Champagne, Cava and …Franciacorta? Most lovers of classic method sparkling wine are familiar with the famed first two in the list, but few know of Franciacorta, Italy’s best-kept secret from the Lombardy region of northern Italy. Like Cava and Champagne, Franciacorta achieves its elegant effervescence thanks to secondary fermentation in the bottle—the “classic method”—and is limited to a specific geographic territory.
Granted, Franciacorta is to Champagne what David is to Goliath. The French region boasts production power that is almost 20 times larger than Franciacorta (5,400 acres of vineyard compared to 80,000 acres in Champagne). The Italian region counts just over 100 producers next to 19,000 vignerons and Champagne houses in France. Franciacorta’s marketing footprint is also stunted by small export numbers. Only 11 percent of its bottles are sold abroad, compared to 40 to 60 percent in other important Italian wine regions.

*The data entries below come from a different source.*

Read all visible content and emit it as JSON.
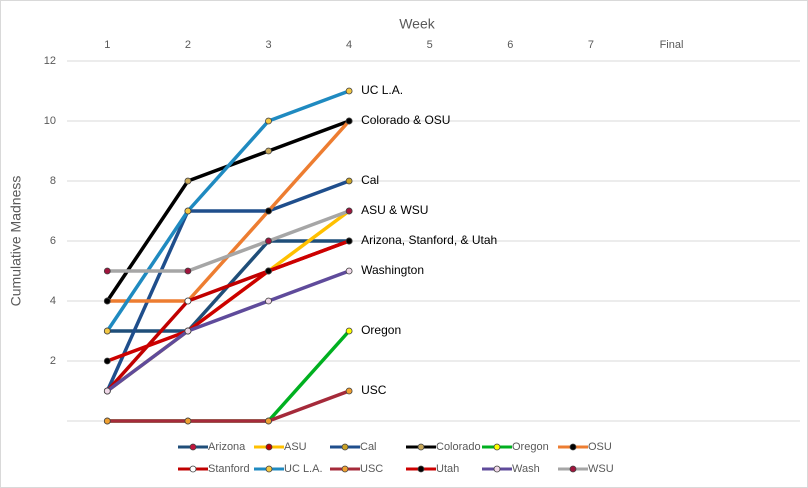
{
  "chart_data": {
    "type": "line",
    "x_axis_label": "Week",
    "y_axis_label": "Cumulative Madness",
    "categories": [
      "1",
      "2",
      "3",
      "4",
      "5",
      "6",
      "7",
      "Final"
    ],
    "ylim": [
      0,
      12
    ],
    "yticks": [
      2,
      4,
      6,
      8,
      10,
      12
    ],
    "grid": true,
    "series": [
      {
        "name": "Arizona",
        "color": "#1f4e79",
        "marker_color": "#c0143c",
        "values": [
          3,
          3,
          6,
          6,
          null,
          null,
          null,
          null
        ]
      },
      {
        "name": "ASU",
        "color": "#ffc000",
        "marker_color": "#c00000",
        "values": [
          1,
          3,
          5,
          7,
          null,
          null,
          null,
          null
        ]
      },
      {
        "name": "Cal",
        "color": "#1f4e8c",
        "marker_color": "#c9a227",
        "values": [
          1,
          7,
          7,
          8,
          null,
          null,
          null,
          null
        ]
      },
      {
        "name": "Colorado",
        "color": "#000000",
        "marker_color": "#c9a95a",
        "values": [
          4,
          8,
          9,
          10,
          null,
          null,
          null,
          null
        ]
      },
      {
        "name": "Oregon",
        "color": "#00b020",
        "marker_color": "#ffff00",
        "values": [
          0,
          0,
          0,
          3,
          null,
          null,
          null,
          null
        ]
      },
      {
        "name": "OSU",
        "color": "#ed7d31",
        "marker_color": "#000000",
        "values": [
          4,
          4,
          7,
          10,
          null,
          null,
          null,
          null
        ]
      },
      {
        "name": "Stanford",
        "color": "#c00000",
        "marker_color": "#ffffff",
        "values": [
          1,
          4,
          5,
          6,
          null,
          null,
          null,
          null
        ]
      },
      {
        "name": "UC L.A.",
        "color": "#1f8ac0",
        "marker_color": "#f2c744",
        "values": [
          3,
          7,
          10,
          11,
          null,
          null,
          null,
          null
        ]
      },
      {
        "name": "USC",
        "color": "#a52a3a",
        "marker_color": "#f0a030",
        "values": [
          0,
          0,
          0,
          1,
          null,
          null,
          null,
          null
        ]
      },
      {
        "name": "Utah",
        "color": "#cc0000",
        "marker_color": "#000000",
        "values": [
          2,
          3,
          5,
          6,
          null,
          null,
          null,
          null
        ]
      },
      {
        "name": "Wash",
        "color": "#5f4b9b",
        "marker_color": "#f0d8e8",
        "values": [
          1,
          3,
          4,
          5,
          null,
          null,
          null,
          null
        ]
      },
      {
        "name": "WSU",
        "color": "#a6a6a6",
        "marker_color": "#a0143c",
        "values": [
          5,
          5,
          6,
          7,
          null,
          null,
          null,
          null
        ]
      }
    ],
    "annotations": [
      {
        "text": "UC L.A.",
        "y": 11
      },
      {
        "text": "Colorado & OSU",
        "y": 10
      },
      {
        "text": "Cal",
        "y": 8
      },
      {
        "text": "ASU & WSU",
        "y": 7
      },
      {
        "text": "Arizona, Stanford, & Utah",
        "y": 6
      },
      {
        "text": "Washington",
        "y": 5
      },
      {
        "text": "Oregon",
        "y": 3
      },
      {
        "text": "USC",
        "y": 1
      }
    ]
  }
}
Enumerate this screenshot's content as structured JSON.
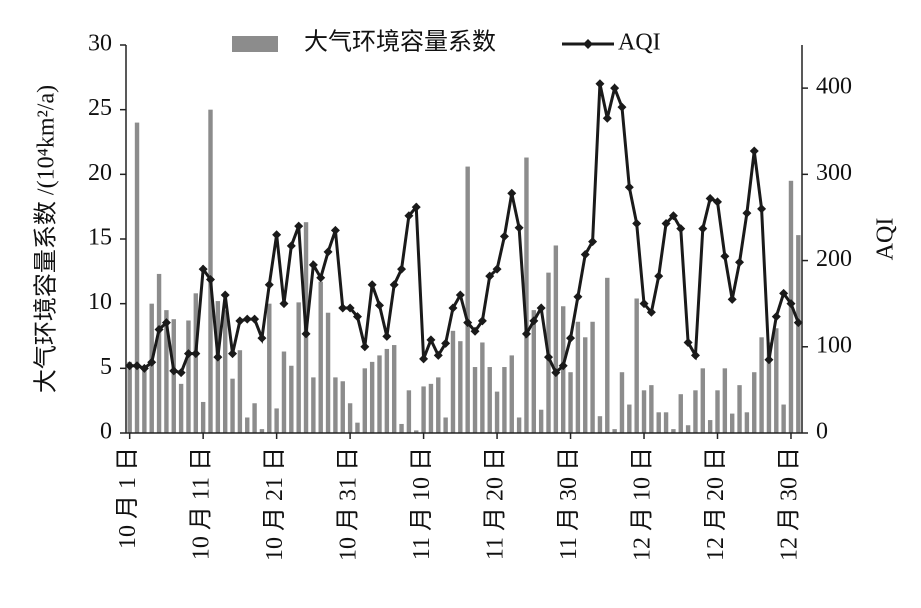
{
  "chart_data": {
    "type": "bar",
    "y_label": "大气环境容量系数 /(10⁴km²/a)",
    "y2_label": "AQI",
    "categories": [
      "10 月 1 日",
      null,
      null,
      null,
      null,
      null,
      null,
      null,
      null,
      null,
      "10 月 11 日",
      null,
      null,
      null,
      null,
      null,
      null,
      null,
      null,
      null,
      "10 月 21 日",
      null,
      null,
      null,
      null,
      null,
      null,
      null,
      null,
      null,
      "10 月 31 日",
      null,
      null,
      null,
      null,
      null,
      null,
      null,
      null,
      null,
      "11 月 10 日",
      null,
      null,
      null,
      null,
      null,
      null,
      null,
      null,
      null,
      "11 月 20 日",
      null,
      null,
      null,
      null,
      null,
      null,
      null,
      null,
      null,
      "11 月 30 日",
      null,
      null,
      null,
      null,
      null,
      null,
      null,
      null,
      null,
      "12 月 10 日",
      null,
      null,
      null,
      null,
      null,
      null,
      null,
      null,
      null,
      "12 月 20 日",
      null,
      null,
      null,
      null,
      null,
      null,
      null,
      null,
      null,
      "12 月 30 日",
      null
    ],
    "series": [
      {
        "name": "大气环境容量系数",
        "type": "bar",
        "color": "#8c8c8c",
        "axis": "y",
        "values": [
          5.5,
          24,
          5,
          10,
          12.3,
          9.5,
          8.8,
          3.8,
          8.7,
          10.8,
          2.4,
          25,
          10.2,
          9.5,
          4.2,
          6.4,
          1.2,
          2.3,
          0.3,
          10,
          1.9,
          6.3,
          5.2,
          10.1,
          16.3,
          4.3,
          11.7,
          9.3,
          4.3,
          4,
          2.3,
          0.8,
          5,
          5.5,
          6,
          6.5,
          6.8,
          0.7,
          3.3,
          0.2,
          3.6,
          3.8,
          4.3,
          1.2,
          7.9,
          7.1,
          20.6,
          5.1,
          7,
          5.1,
          3.2,
          5.1,
          6,
          1.2,
          21.3,
          9.5,
          1.8,
          12.4,
          14.5,
          9.8,
          4.7,
          8.6,
          7.4,
          8.6,
          1.3,
          12,
          0.3,
          4.7,
          2.2,
          10.4,
          3.3,
          3.7,
          1.6,
          1.6,
          0.3,
          3,
          0.6,
          3.3,
          5,
          1,
          3.3,
          5,
          1.5,
          3.7,
          1.6,
          4.7,
          7.4,
          7,
          8.1,
          2.2,
          19.5,
          15.3
        ]
      },
      {
        "name": "AQI",
        "type": "line",
        "color": "#1a1a1a",
        "axis": "y2",
        "values": [
          78,
          78,
          75,
          82,
          120,
          128,
          72,
          70,
          92,
          92,
          190,
          178,
          88,
          160,
          92,
          130,
          132,
          132,
          110,
          172,
          230,
          150,
          217,
          240,
          115,
          195,
          180,
          210,
          235,
          145,
          145,
          135,
          100,
          172,
          148,
          112,
          172,
          190,
          252,
          262,
          86,
          108,
          90,
          104,
          145,
          160,
          128,
          118,
          130,
          182,
          190,
          228,
          278,
          238,
          115,
          130,
          145,
          88,
          70,
          78,
          110,
          158,
          207,
          222,
          405,
          365,
          400,
          378,
          285,
          243,
          150,
          140,
          182,
          243,
          252,
          237,
          105,
          90,
          237,
          272,
          268,
          205,
          155,
          198,
          255,
          327,
          260,
          85,
          135,
          162,
          150,
          128
        ]
      }
    ],
    "ylim": [
      0,
      30
    ],
    "yticks": [
      0,
      5,
      10,
      15,
      20,
      25,
      30
    ],
    "y2lim": [
      0,
      450
    ],
    "y2ticks": [
      0,
      100,
      200,
      300,
      400
    ],
    "legend": "top"
  }
}
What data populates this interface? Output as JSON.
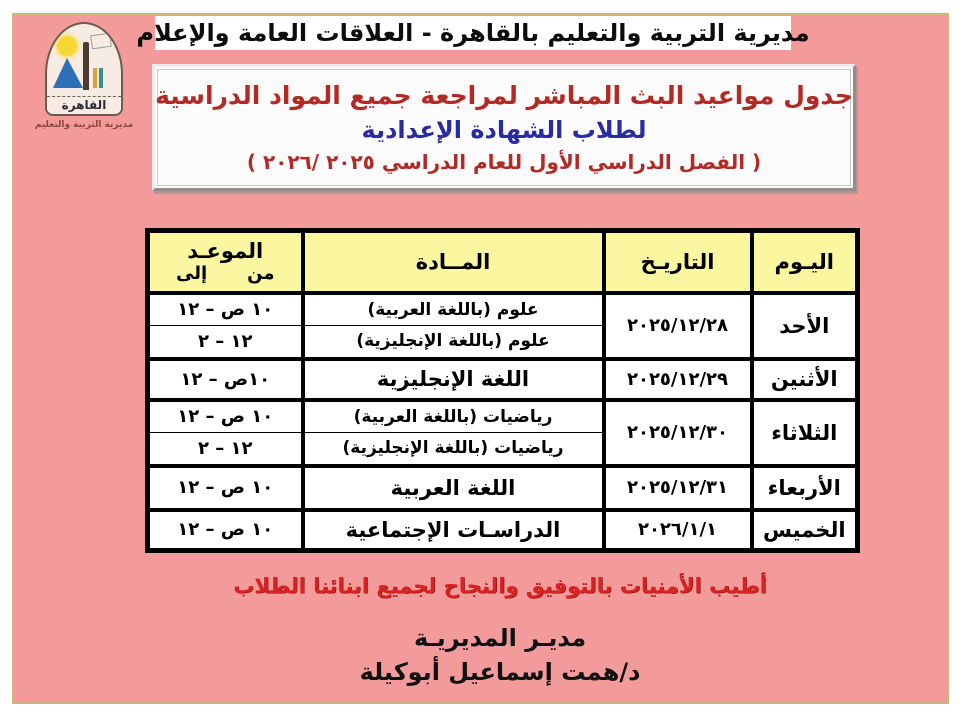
{
  "header": {
    "bar_text": "مديرية التربية والتعليم بالقاهرة - العلاقات العامة والإعلام"
  },
  "logo": {
    "city": "القاهرة",
    "org": "مديرية التربية والتعليم"
  },
  "title_box": {
    "line1": "جدول مواعيد البث المباشر لمراجعة جميع المواد الدراسية",
    "line2": "لطلاب الشهادة الإعدادية",
    "line3": "( الفصل الدراسي الأول للعام الدراسي ٢٠٢٥ /٢٠٢٦ )"
  },
  "table": {
    "headers": {
      "day": "اليـوم",
      "date": "التاريـخ",
      "subject": "المــادة",
      "time_title": "الموعـد",
      "from": "من",
      "to": "إلى"
    },
    "rows": [
      {
        "day": "الأحد",
        "date": "٢٠٢٥/١٢/٢٨",
        "entries": [
          {
            "subject": "علوم (باللغة العربية)",
            "time": "١٠ ص – ١٢"
          },
          {
            "subject": "علوم (باللغة الإنجليزية)",
            "time": "١٢ – ٢"
          }
        ]
      },
      {
        "day": "الأثنين",
        "date": "٢٠٢٥/١٢/٢٩",
        "entries": [
          {
            "subject": "اللغة الإنجليزية",
            "time": "١٠ص – ١٢"
          }
        ]
      },
      {
        "day": "الثلاثاء",
        "date": "٢٠٢٥/١٢/٣٠",
        "entries": [
          {
            "subject": "رياضيات (باللغة العربية)",
            "time": "١٠ ص – ١٢"
          },
          {
            "subject": "رياضيات (باللغة الإنجليزية)",
            "time": "١٢ – ٢"
          }
        ]
      },
      {
        "day": "الأربعاء",
        "date": "٢٠٢٥/١٢/٣١",
        "entries": [
          {
            "subject": "اللغة العربية",
            "time": "١٠ ص – ١٢"
          }
        ]
      },
      {
        "day": "الخميس",
        "date": "٢٠٢٦/١/١",
        "entries": [
          {
            "subject": "الدراسـات الإجتماعية",
            "time": "١٠ ص – ١٢"
          }
        ]
      }
    ]
  },
  "footer": {
    "wishes": "أطيب الأمنيات بالتوفيق والنجاح لجميع ابنائنا الطلاب",
    "sig_title": "مديـر المديريـة",
    "sig_name": "د/همت إسماعيل أبوكيلة"
  },
  "colors": {
    "page_pink": "#f39b9b",
    "panel_border_tan": "#c9b878",
    "table_header_yellow": "#faf7a0",
    "title_red": "#b12a25",
    "title_blue": "#2b2ba0",
    "wishes_red": "#d92222",
    "border_black": "#000000"
  }
}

Yet, this tightly knit community of winemakers drives what is one of the most dynamic and fastest-growing wine identities in Europe. Production numbers soared from 2.9 million bottles to 6.7 million bottles in the 10 years starting from 1996.
“In just 50 years we have reached a standard of quality that no one else in the world has been able to achieve,” says Maurizio Zanella, of the Ca’ del Bosco winery and president of the Consorzio per la Tutela del Franciacorta: “Our acreage is not huge, so the task at hand is to maximize what we have.”